Éloges de la bêtise, de l’éphémère, de la laïcité en tant que sport de combat, du de l’érotisme des petites gares, des empires effondrés, de la femme infidèle, des poissons rouges, du vieux con, de la vipère lubrique … et tant, tant d’autres ‒ ils sont nombreux les sujets dignes d’éloge pour François Léotard.

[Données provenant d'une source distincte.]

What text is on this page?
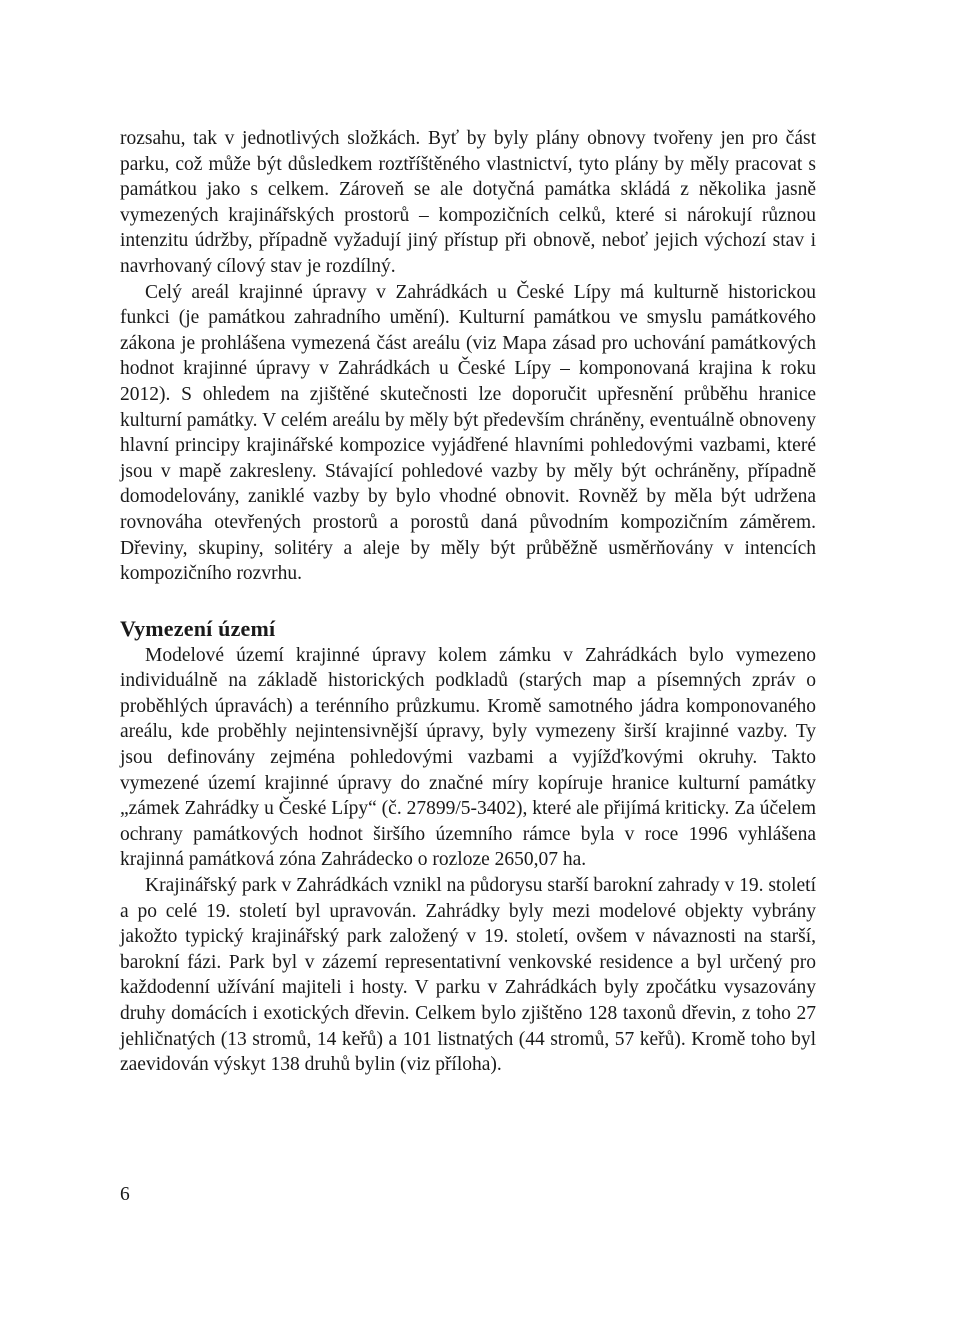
rozsahu, tak v jednotlivých složkách. Byť by byly plány obnovy tvořeny jen pro část parku, což může být důsledkem roztříštěného vlastnictví, tyto plány by měly pracovat s památkou jako s celkem. Zároveň se ale dotyčná památka skládá z několika jasně vymezených krajinářských prostorů – kompozičních celků, které si nárokují různou intenzitu údržby, případně vyžadují jiný přístup při obnově, neboť jejich výchozí stav i navrhovaný cílový stav je rozdílný.

Celý areál krajinné úpravy v Zahrádkách u České Lípy má kulturně historickou funkci (je památkou zahradního umění). Kulturní památkou ve smyslu památkového zákona je prohlášena vymezená část areálu (viz Mapa zásad pro uchování památkových hodnot krajinné úpravy v Zahrádkách u České Lípy – komponovaná krajina k roku 2012). S ohledem na zjištěné skutečnosti lze doporučit upřesnění průběhu hranice kulturní památky. V celém areálu by měly být především chráněny, eventuálně obnoveny hlavní principy krajinářské kompozice vyjádřené hlavními pohledovými vazbami, které jsou v mapě zakresleny. Stávající pohledové vazby by měly být ochráněny, případně domodelovány, zaniklé vazby by bylo vhodné obnovit. Rovněž by měla být udržena rovnováha otevřených prostorů a porostů daná původním kompozičním záměrem. Dřeviny, skupiny, solitéry a aleje by měly být průběžně usměrňovány v intencích kompozičního rozvrhu.

Vymezení území

Modelové území krajinné úpravy kolem zámku v Zahrádkách bylo vymezeno individuálně na základě historických podkladů (starých map a písemných zpráv o proběhlých úpravách) a terénního průzkumu. Kromě samotného jádra komponovaného areálu, kde proběhly nejintensivnější úpravy, byly vymezeny širší krajinné vazby. Ty jsou definovány zejména pohledovými vazbami a vyjížďkovými okruhy. Takto vymezené území krajinné úpravy do značné míry kopíruje hranice kulturní památky „zámek Zahrádky u České Lípy“ (č. 27899/5-3402), které ale přijímá kriticky. Za účelem ochrany památkových hodnot širšího územního rámce byla v roce 1996 vyhlášena krajinná památková zóna Zahrádecko o rozloze 2650,07 ha.

Krajinářský park v Zahrádkách vznikl na půdorysu starší barokní zahrady v 19. století a po celé 19. století byl upravován. Zahrádky byly mezi modelové objekty vybrány jakožto typický krajinářský park založený v 19. století, ovšem v návaznosti na starší, barokní fázi. Park byl v zázemí representativní venkovské residence a byl určený pro každodenní užívání majiteli i hosty. V parku v Zahrádkách byly zpočátku vysazovány druhy domácích i exotických dřevin. Celkem bylo zjištěno 128 taxonů dřevin, z toho 27 jehličnatých (13 stromů, 14 keřů) a 101 listnatých (44 stromů, 57 keřů). Kromě toho byl zaevidován výskyt 138 druhů bylin (viz příloha).

6
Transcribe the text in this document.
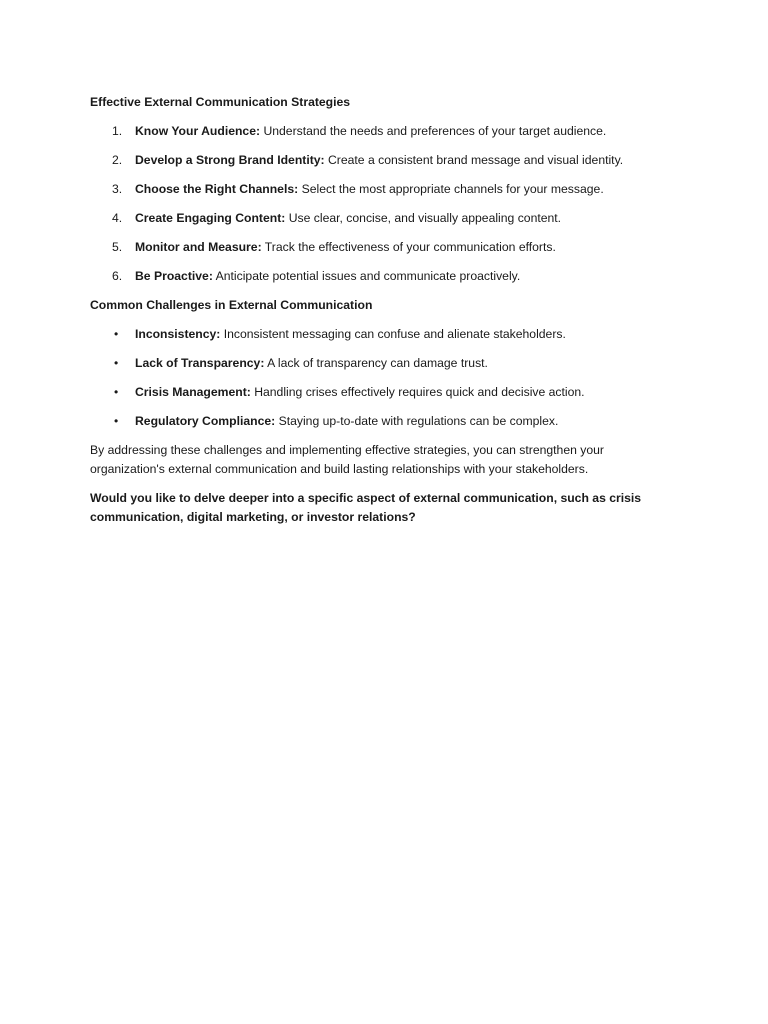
Effective External Communication Strategies

1. Know Your Audience: Understand the needs and preferences of your target audience.
2. Develop a Strong Brand Identity: Create a consistent brand message and visual identity.
3. Choose the Right Channels: Select the most appropriate channels for your message.
4. Create Engaging Content: Use clear, concise, and visually appealing content.
5. Monitor and Measure: Track the effectiveness of your communication efforts.
6. Be Proactive: Anticipate potential issues and communicate proactively.

Common Challenges in External Communication

• Inconsistency: Inconsistent messaging can confuse and alienate stakeholders.
• Lack of Transparency: A lack of transparency can damage trust.
• Crisis Management: Handling crises effectively requires quick and decisive action.
• Regulatory Compliance: Staying up-to-date with regulations can be complex.

By addressing these challenges and implementing effective strategies, you can strengthen your organization's external communication and build lasting relationships with your stakeholders.

Would you like to delve deeper into a specific aspect of external communication, such as crisis communication, digital marketing, or investor relations?
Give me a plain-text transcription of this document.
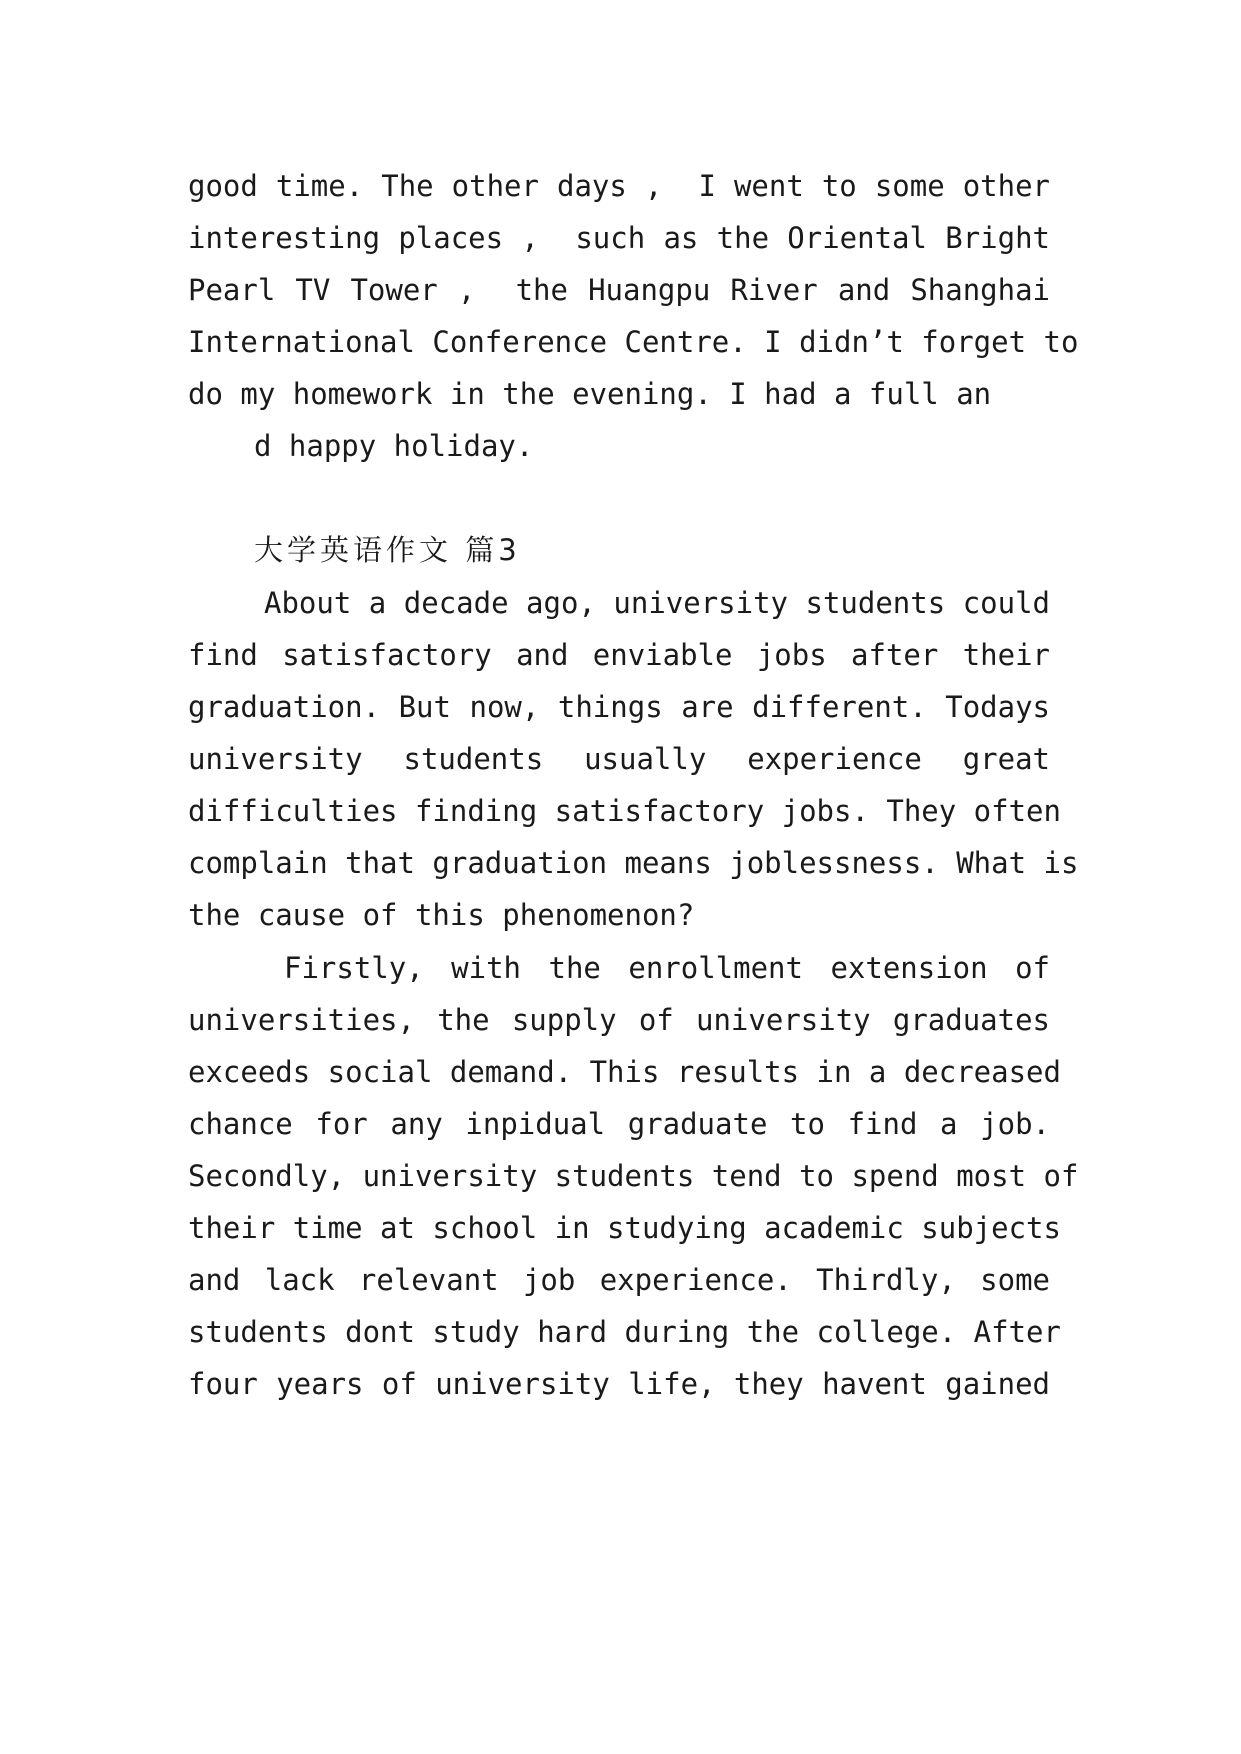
good time. The other days ,  I went to some other
interesting places ,  such as the Oriental Bright
Pearl TV Tower ,  the Huangpu River and Shanghai
International Conference Centre. I didn’t forget to
do my homework in the evening. I had a full an
d happy holiday.
大学英语作文 篇3
About a decade ago, university students could
find satisfactory and enviable jobs after their
graduation. But now, things are different. Todays
university students usually experience great
difficulties finding satisfactory jobs. They often
complain that graduation means joblessness. What is
the cause of this phenomenon?
Firstly, with the enrollment extension of
universities, the supply of university graduates
exceeds social demand. This results in a decreased
chance for any inpidual graduate to find a job.
Secondly, university students tend to spend most of
their time at school in studying academic subjects
and lack relevant job experience. Thirdly, some
students dont study hard during the college. After
four years of university life, they havent gained
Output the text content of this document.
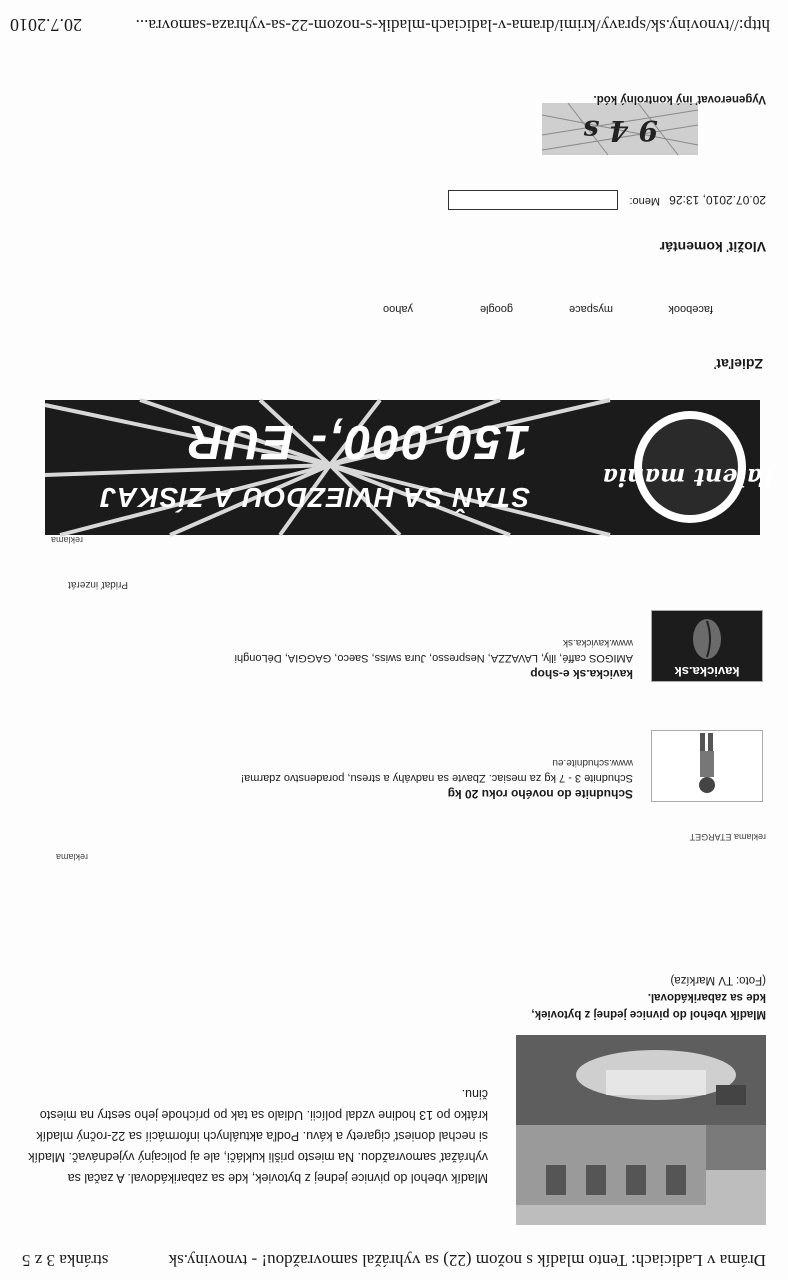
Dráma v Ladiciach: Tento mladík s nožom (22) sa vyhrážal samovraždou! - tvnoviny.sk
stránka 3 z 5
Mladík vbehol do pivnice jednej z bytoviek, kde sa zabarikádoval. A začal sa vyhrážať samovraždou. Na miesto prišli kukláči, ale aj policajný vyjednávač. Mladík si nechal doniesť cigarety a kávu. Podľa aktuálnych informácií sa 22-ročný mladík krátko po 13 hodine vzdal polícii. Udialo sa tak po príchode jeho sestry na miesto činu.
Mladík vbehol do pivnice jednej z bytoviek, kde sa zabarikádoval.
(Foto: TV Markíza)
reklama
reklama ETARGET
Schudnite do nového roku 20 kg
Schudnite 3 - 7 kg za mesiac. Zbavte sa nadváhy a stresu, poradenstvo zdarma!
www.schudnite.eu
kavicka.sk
kavicka.sk e-shop
AMIGOS caffé, illy, LAVAZZA, Nespresso, Jura swiss, Saeco, GAGGIA, DéLonghi
www.kavicka.sk
Pridať inzerát
reklama
Talent mania
STAŇ SA HVIEZDOU A ZÍSKAJ
150.000,- EUR
Zdieľať
facebook
myspace
google
yahoo
Vložiť komentár
20.07.2010, 13:26
Meno:
94s
Vygenerovať iný kontrolný kód.
http://tvnoviny.sk/spravy/krimi/drama-v-ladiciach-mladik-s-nozom-22-sa-vyhraza-samovra...
20.7.2010
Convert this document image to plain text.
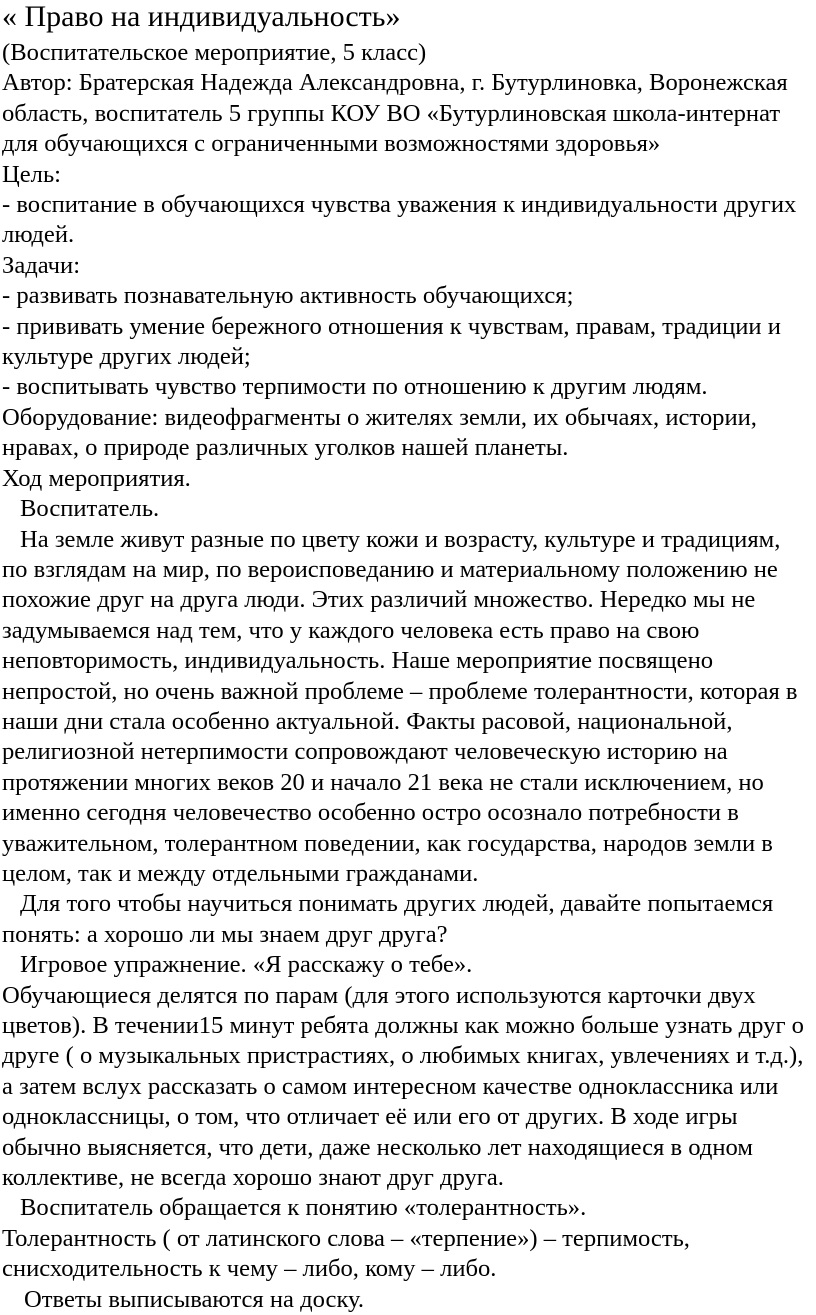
« Право на индивидуальность»

(Воспитательское мероприятие, 5 класс)

Автор: Братерская Надежда Александровна, г. Бутурлиновка, Воронежская область, воспитатель 5 группы КОУ ВО «Бутурлиновская школа-интернат для обучающихся с ограниченными возможностями здоровья»

Цель:

- воспитание в обучающихся чувства уважения к индивидуальности других людей.

Задачи:

- развивать познавательную активность обучающихся;

- прививать умение бережного отношения к чувствам, правам, традиции и культуре других людей;

- воспитывать чувство терпимости по отношению к другим людям.

Оборудование: видеофрагменты о жителях земли, их обычаях, истории, нравах, о природе различных уголков нашей планеты.

Ход мероприятия.

Воспитатель.

На земле живут разные по цвету кожи и возрасту, культуре и традициям, по взглядам на мир, по вероисповеданию и материальному положению не похожие друг на друга люди. Этих различий множество. Нередко мы не задумываемся над тем, что у каждого человека есть право на свою неповторимость, индивидуальность. Наше мероприятие посвящено непростой, но очень важной проблеме – проблеме толерантности, которая в наши дни стала особенно актуальной. Факты расовой, национальной, религиозной нетерпимости сопровождают человеческую историю на протяжении многих веков 20 и начало 21 века не стали исключением, но именно сегодня человечество особенно остро осознало потребности в уважительном, толерантном поведении, как государства, народов земли в целом, так и между отдельными гражданами.

Для того чтобы научиться понимать других людей, давайте попытаемся понять: а хорошо ли мы знаем друг друга?

Игровое упражнение. «Я расскажу о тебе».

Обучающиеся делятся по парам (для этого используются карточки двух цветов). В течении15 минут ребята должны как можно больше узнать друг о друге ( о музыкальных пристрастиях, о любимых книгах, увлечениях и т.д.), а затем вслух рассказать о самом интересном качестве одноклассника или одноклассницы, о том, что отличает её или его от других. В ходе игры обычно выясняется, что дети, даже несколько лет находящиеся в одном коллективе, не всегда хорошо знают друг друга.

Воспитатель обращается к понятию «толерантность».

Толерантность ( от латинского слова – «терпение») – терпимость, снисходительность к чему – либо, кому – либо.

Ответы выписываются на доску.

La plume de l’homme politique d’hier et de l’écrivain d’aujourd’hui, adepte de la dérision et de l’autodérision, se fait tour à tour acerbe, lyrique, ironique, tendre. On sent, dans ces Petits Éloges le pur plaisir d’écrire, mais aussi le désir sans prétention d’allumer ici et là quelques fanaux permettant de « survivre par temps de brouillard ».

 

Question à François Léotard

« Comment avez-vous choisi les thématiques de vos Éloges ?
Par goût du paradoxe. Vanter l’incompétence alors que l’on vit dans une société qui valorise la compétence à outrance, cela me faisait rire. Tout comme l’éloge du vieux con qui nous rend plus intelligents était intéressant. Je souhaitais également bousculer la gentillesse générale. Je suis profondément gentil, mais je n’aime pas cette espèce de guimauve. On édulcore les problèmes. Lisez un livre par jour, me disait mon père. C’était un bon conseil. »
Le Point.fr, 22 décembre 2018

 

« … Il faudrait sans doute être « un vieux con », « figure tutélaire de la société française » qui trouve en toute logique sa place dans cet ouvrage, pour ne pas goûter à l’humour et à la dérision transparaissant souvent dans ces Petits Éloges concoctés par ce passionné de littérature pour qui « chacune de nos vies est une écriture ».